8. Monitoring of Therapy
In the first-in-human, randomized, placebo-controlled phase 1 study [83] that was conducted to evaluate the safety, tolerability, pharmacokinetics, and pharmacodynamics of the antiplatelet agent ACT017 (humanized Fab anti-GPVI, also known as glenzocimab) in healthy subjects, there was no change in platelet GPVI expression, as expected from pre-clinical studies. In this study, the level of GPVI expression at the platelet surface was assessed by direct IF using PE-coupled 1G5 (Biocytex. RUO), an mAb that binds to a different epitope than that recognized by ACT017. QFCM was not needed for monitoring since the stability of MFI was clear enough to show that ACT017 administration did not impact GPVI expression.
However, QFCM has been widely applied in other pre-clinical and clinical trials of therapeutic mAbs. Abciximab (anti-GPIIb/IIIa) in particular [84] has provided illustrations of the QFCM approach when the question was to define which level of receptor occupancy was needed to reach optimal therapeutic efficacy. The Biocytex Platelet GPIIb/IIIa occupancy^®^ kit (RUO) used the differential binding to GPIIIa of two reporter mAbs directed against different domains of the molecule, i.e., sensitive or insensitive to GP binding of the drug disintegrin, respectively. The latter thus measured total GPIIIa expression, while the former only accounted for the free receptor. Receptor occupancy was thus defined as the (total-free/total) ratio. The roles of mAbs used in such monitoring tests may differ depending on the drug tested, i.e., abciximab (ReoPro^®^) [85], eptifibatide (Integrilin^®^) [84] or tirofiban (Aggrastat^®^) [86]. This system has been widely used in pre-clinical and clinical studies when the question was to define the minimum receptor occupancy level required to provide ad hoc therapeutic efficacy. For example, Quinn et al. [85] reported that external receptor occupancy occurs within 3 min of an abciximab bolus and decreases over 15 days as abciximab disappears from the platelet surface.

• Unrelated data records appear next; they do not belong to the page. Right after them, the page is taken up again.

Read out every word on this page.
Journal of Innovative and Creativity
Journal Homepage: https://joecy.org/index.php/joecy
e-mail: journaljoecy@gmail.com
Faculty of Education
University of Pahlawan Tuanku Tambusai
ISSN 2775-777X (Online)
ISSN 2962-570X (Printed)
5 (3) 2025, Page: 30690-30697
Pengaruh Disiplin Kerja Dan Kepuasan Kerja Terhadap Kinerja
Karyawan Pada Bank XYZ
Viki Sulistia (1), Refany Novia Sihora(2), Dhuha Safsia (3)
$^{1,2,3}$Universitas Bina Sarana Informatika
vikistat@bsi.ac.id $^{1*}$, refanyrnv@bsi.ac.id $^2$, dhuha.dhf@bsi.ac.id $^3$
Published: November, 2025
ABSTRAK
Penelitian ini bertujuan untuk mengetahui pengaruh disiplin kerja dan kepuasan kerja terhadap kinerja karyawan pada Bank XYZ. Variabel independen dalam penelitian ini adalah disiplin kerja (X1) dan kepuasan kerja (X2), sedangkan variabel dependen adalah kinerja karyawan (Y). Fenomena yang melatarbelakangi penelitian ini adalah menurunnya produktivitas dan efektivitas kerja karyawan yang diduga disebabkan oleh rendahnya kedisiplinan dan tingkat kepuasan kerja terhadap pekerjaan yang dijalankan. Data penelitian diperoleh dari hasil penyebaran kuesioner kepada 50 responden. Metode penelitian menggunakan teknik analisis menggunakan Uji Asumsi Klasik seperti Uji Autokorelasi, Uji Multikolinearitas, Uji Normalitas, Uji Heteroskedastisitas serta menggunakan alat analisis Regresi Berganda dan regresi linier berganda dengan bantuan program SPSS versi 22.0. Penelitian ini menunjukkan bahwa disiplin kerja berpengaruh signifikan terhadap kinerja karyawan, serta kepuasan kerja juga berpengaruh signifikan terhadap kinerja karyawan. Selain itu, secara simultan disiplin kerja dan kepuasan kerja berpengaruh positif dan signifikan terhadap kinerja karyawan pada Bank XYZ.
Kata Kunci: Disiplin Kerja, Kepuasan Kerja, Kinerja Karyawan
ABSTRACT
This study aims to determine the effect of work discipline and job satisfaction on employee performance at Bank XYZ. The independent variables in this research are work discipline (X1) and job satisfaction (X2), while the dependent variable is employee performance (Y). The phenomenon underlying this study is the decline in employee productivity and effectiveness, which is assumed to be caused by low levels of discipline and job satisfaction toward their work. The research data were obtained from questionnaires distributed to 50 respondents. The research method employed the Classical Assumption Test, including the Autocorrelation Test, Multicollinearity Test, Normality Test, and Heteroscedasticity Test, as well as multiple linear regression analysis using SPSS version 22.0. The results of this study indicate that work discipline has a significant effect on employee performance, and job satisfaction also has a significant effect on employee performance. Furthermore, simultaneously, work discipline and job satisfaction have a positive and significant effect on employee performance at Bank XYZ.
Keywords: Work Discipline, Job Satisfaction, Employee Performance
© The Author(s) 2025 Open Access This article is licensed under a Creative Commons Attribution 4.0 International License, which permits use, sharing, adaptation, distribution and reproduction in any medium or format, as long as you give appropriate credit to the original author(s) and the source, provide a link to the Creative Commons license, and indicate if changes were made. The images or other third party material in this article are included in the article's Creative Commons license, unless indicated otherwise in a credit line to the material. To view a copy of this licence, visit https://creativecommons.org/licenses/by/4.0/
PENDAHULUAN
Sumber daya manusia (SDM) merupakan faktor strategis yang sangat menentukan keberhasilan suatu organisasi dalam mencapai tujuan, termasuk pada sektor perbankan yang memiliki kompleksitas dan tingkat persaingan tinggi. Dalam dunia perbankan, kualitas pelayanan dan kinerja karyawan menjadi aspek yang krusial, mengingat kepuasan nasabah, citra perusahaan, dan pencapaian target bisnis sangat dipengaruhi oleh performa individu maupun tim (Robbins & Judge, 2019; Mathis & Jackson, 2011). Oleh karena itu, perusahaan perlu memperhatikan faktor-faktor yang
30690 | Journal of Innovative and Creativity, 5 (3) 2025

This receptor occupancy QFCM assay was also applied for subtle biophysical studies of modifications to the α2β3 integrin structure involved by such treatments.
9. Conclusions and Perspectives
As illustrated all throughout this review, the expression levels of molecules on almost any cell surface and especially platelet surface can be measured on an absolute basis, enabling reproducible evaluations, both over time and between instruments and laboratories, provided that (i) mAbs are available to recognize target molecules, (ii) staining is made under saturating conditions, (iii) all immunological tools (mAbs, secondary reagent, calibration beads) remain the same or have documented batch-to-batch consistency and (iv) the FCM instrumentation is properly maintained, as for all daily uses in laboratory medicine. This provides data expressed in sABC or mAb molecules per cell and possibly receptor copies per cell if the stoichiometry of mAb to Ag binding is known, most often corresponding to 1:1.
Besides descriptive studies providing copy numbers for known or newly discovered Ag/receptors, useful information can be derived from sABC measurements. Information includes (but is not limited to) correlations between platelet surface density and activation status, effect of aging, polymorphism dependence, genetic diseases, acquired disease states, and effect of a drug or an agonist. On an absolute basis, sABC values can provide reference normal (or sub-group-related) values enabling comparisons between healthy subjects, patients and treated patients.
The reference sABCs thus have potential applications as diagnostic, prognostic and treatment monitoring tools in a personalized medicine perspective, possibly in a fully automated artificial-intelligence-driven way in the future.